Subject: Re: kern/35196: sockets should die if addresses vanish
To: None <kern-bug-people@netbsd.org, gnats-admin@netbsd.org,>
From: Perry E. Metzger <perry@piermont.com>
List: netbsd-bugs
Date: 12/07/2006 21:40:11
The following reply was made to PR kern/35196; it has been noted by GNATS.

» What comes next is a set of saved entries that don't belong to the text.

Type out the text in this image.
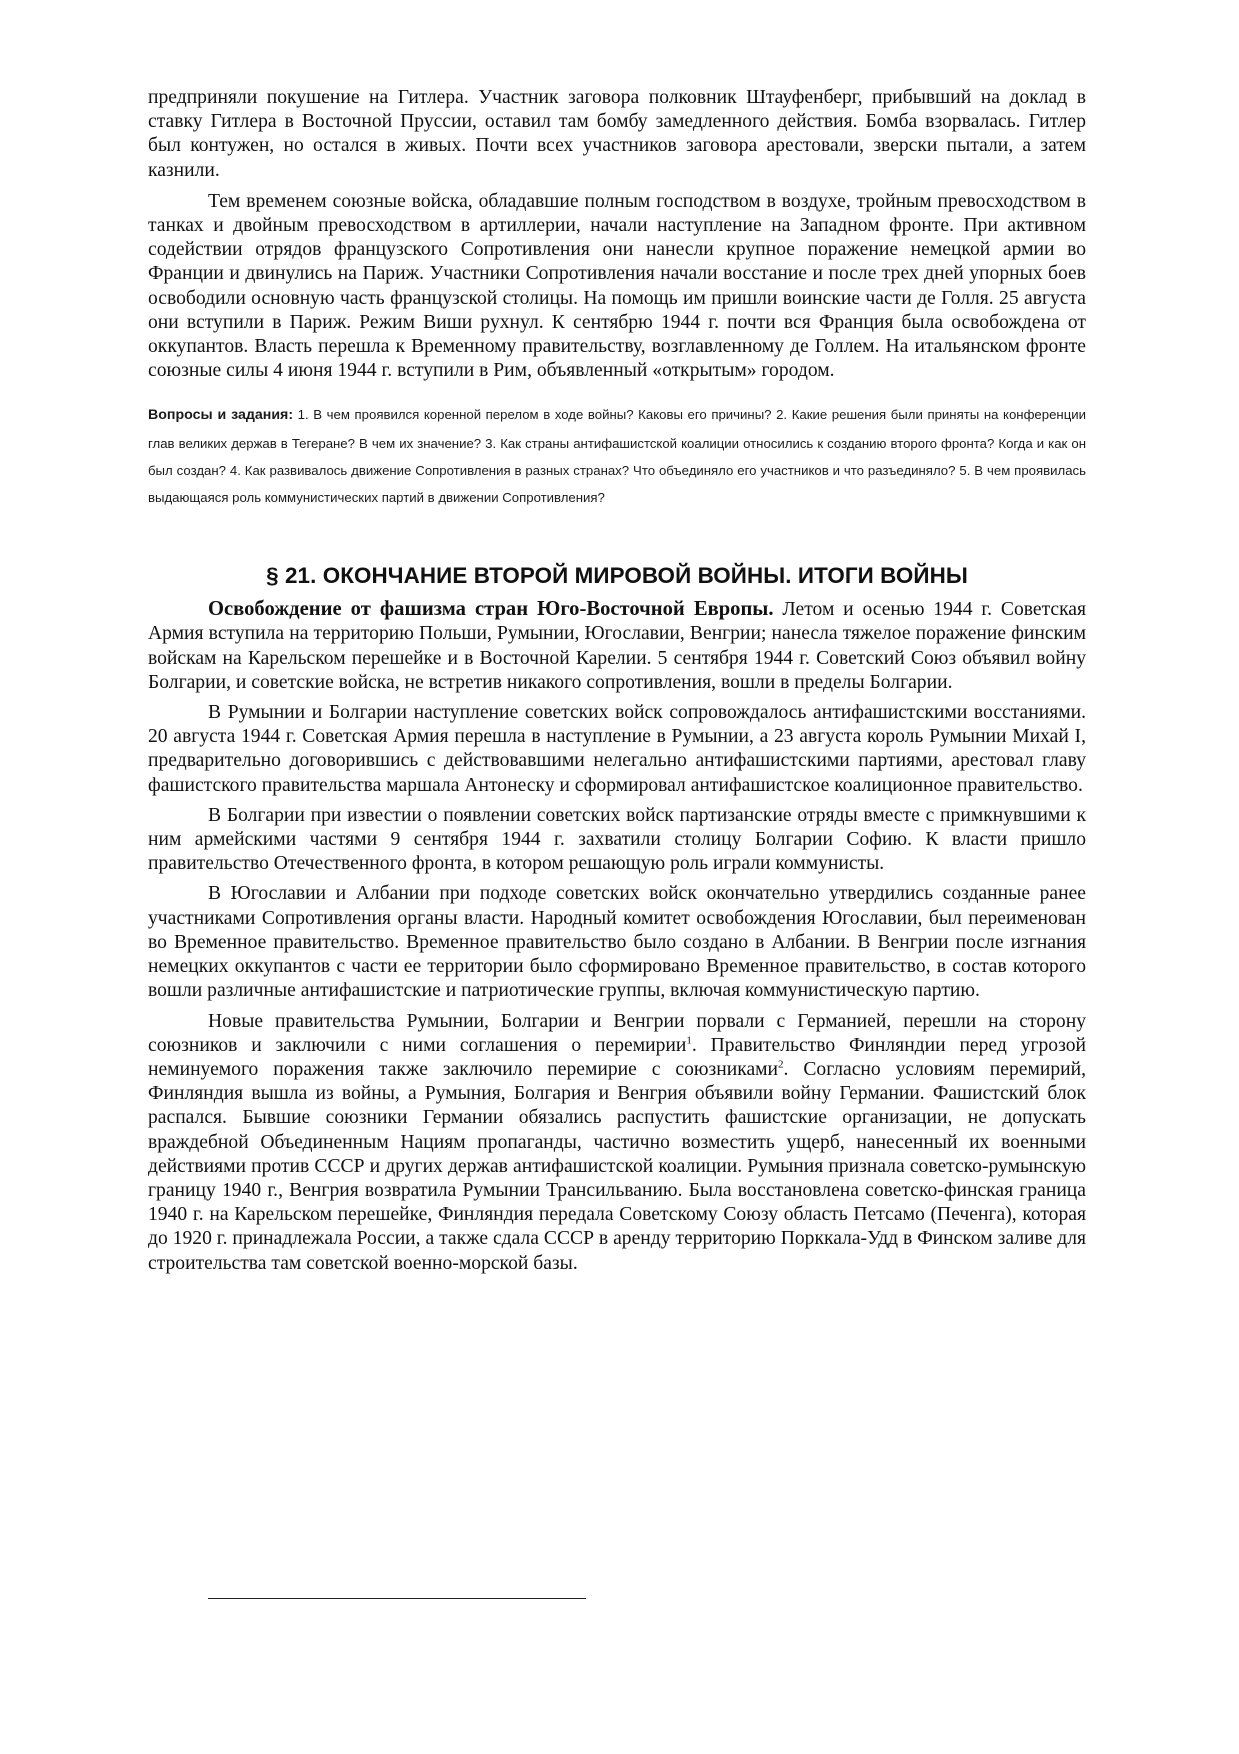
предприняли покушение на Гитлера. Участник заговора полковник Штауфенберг, прибывший на доклад в ставку Гитлера в Восточной Пруссии, оставил там бомбу замедленного действия. Бомба взорвалась. Гитлер был контужен, но остался в живых. Почти всех участников заговора арестовали, зверски пытали, а затем казнили.

Тем временем союзные войска, обладавшие полным господством в воздухе, тройным превосходством в танках и двойным превосходством в артиллерии, начали наступление на Западном фронте. При активном содействии отрядов французского Сопротивления они нанесли крупное поражение немецкой армии во Франции и двинулись на Париж. Участники Сопротивления начали восстание и после трех дней упорных боев освободили основную часть французской столицы. На помощь им пришли воинские части де Голля. 25 августа они вступили в Париж. Режим Виши рухнул. К сентябрю 1944 г. почти вся Франция была освобождена от оккупантов. Власть перешла к Временному правительству, возглавленному де Голлем. На итальянском фронте союзные силы 4 июня 1944 г. вступили в Рим, объявленный «открытым» городом.

Вопросы и задания: 1. В чем проявился коренной перелом в ходе войны? Каковы его причины? 2. Какие решения были приняты на конференции глав великих держав в Тегеране? В чем их значение? 3. Как страны антифашистской коалиции относились к созданию второго фронта? Когда и как он был создан? 4. Как развивалось движение Сопротивления в разных странах? Что объединяло его участников и что разъединяло? 5. В чем проявилась выдающаяся роль коммунистических партий в движении Сопротивления?

§ 21. ОКОНЧАНИЕ ВТОРОЙ МИРОВОЙ ВОЙНЫ. ИТОГИ ВОЙНЫ

Освобождение от фашизма стран Юго-Восточной Европы. Летом и осенью 1944 г. Советская Армия вступила на территорию Польши, Румынии, Югославии, Венгрии; нанесла тяжелое поражение финским войскам на Карельском перешейке и в Восточной Карелии. 5 сентября 1944 г. Советский Союз объявил войну Болгарии, и советские войска, не встретив никакого сопротивления, вошли в пределы Болгарии.

В Румынии и Болгарии наступление советских войск сопровождалось антифашистскими восстаниями. 20 августа 1944 г. Советская Армия перешла в наступление в Румынии, а 23 августа король Румынии Михай I, предварительно договорившись с действовавшими нелегально антифашистскими партиями, арестовал главу фашистского правительства маршала Антонеску и сформировал антифашистское коалиционное правительство.

В Болгарии при известии о появлении советских войск партизанские отряды вместе с примкнувшими к ним армейскими частями 9 сентября 1944 г. захватили столицу Болгарии Софию. К власти пришло правительство Отечественного фронта, в котором решающую роль играли коммунисты.

В Югославии и Албании при подходе советских войск окончательно утвердились созданные ранее участниками Сопротивления органы власти. Народный комитет освобождения Югославии, был переименован во Временное правительство. Временное правительство было создано в Албании. В Венгрии после изгнания немецких оккупантов с части ее территории было сформировано Временное правительство, в состав которого вошли различные антифашистские и патриотические группы, включая коммунистическую партию.

Новые правительства Румынии, Болгарии и Венгрии порвали с Германией, перешли на сторону союзников и заключили с ними соглашения о перемирии$^1$. Правительство Финляндии перед угрозой неминуемого поражения также заключило перемирие с союзниками$^2$. Согласно условиям перемирий, Финляндия вышла из войны, а Румыния, Болгария и Венгрия объявили войну Германии. Фашистский блок распался. Бывшие союзники Германии обязались распустить фашистские организации, не допускать враждебной Объединенным Нациям пропаганды, частично возместить ущерб, нанесенный их военными действиями против СССР и других держав антифашистской коалиции. Румыния признала советско-румынскую границу 1940 г., Венгрия возвратила Румынии Трансильванию. Была восстановлена советско-финская граница 1940 г. на Карельском перешейке, Финляндия передала Советскому Союзу область Петсамо (Печенга), которая до 1920 г. принадлежала России, а также сдала СССР в аренду территорию Порккала-Удд в Финском заливе для строительства там советской военно-морской базы.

From: "Perry E. Metzger" <perry@piermont.com>
To: Manuel Bouyer <bouyer@antioche.eu.org>
Cc: gnats-bugs@NetBSD.org, kern-bug-people@NetBSD.org,
	gnats-admin@NetBSD.org, netbsd-bugs@NetBSD.org
Subject: Re: kern/35196: sockets should die if addresses vanish
Date: Thu, 07 Dec 2006 16:40:24 -0500

 Manuel Bouyer <bouyer@antioche.eu.org> writes:
 >>  In addition to the possibility of a sysctl for the behavior, here is
 >>  another idea: perhaps if you no longer have the origination address
 >>  bound to any interface, you drop the packets you would otherwise send
 >>  out from earlier connections rather than sending them out on an actual
 >>  network. Then, if you get the address back, you can stop dropping
 >>  them. This surely will cause no one any inconvenience, since those
 >>  packets could never be replied to. It will not, however, be an optimal
 >>  solution from my point of view...
 >
 > If your problem is that the system sends packets that could be seen as
 > spoofed, then yes it's an acceptable solution.
 
 That is one problem. The bigger problem is processes that don't know
 that they should be doing something to re-open a socket because their
 original connection is no longer actually real.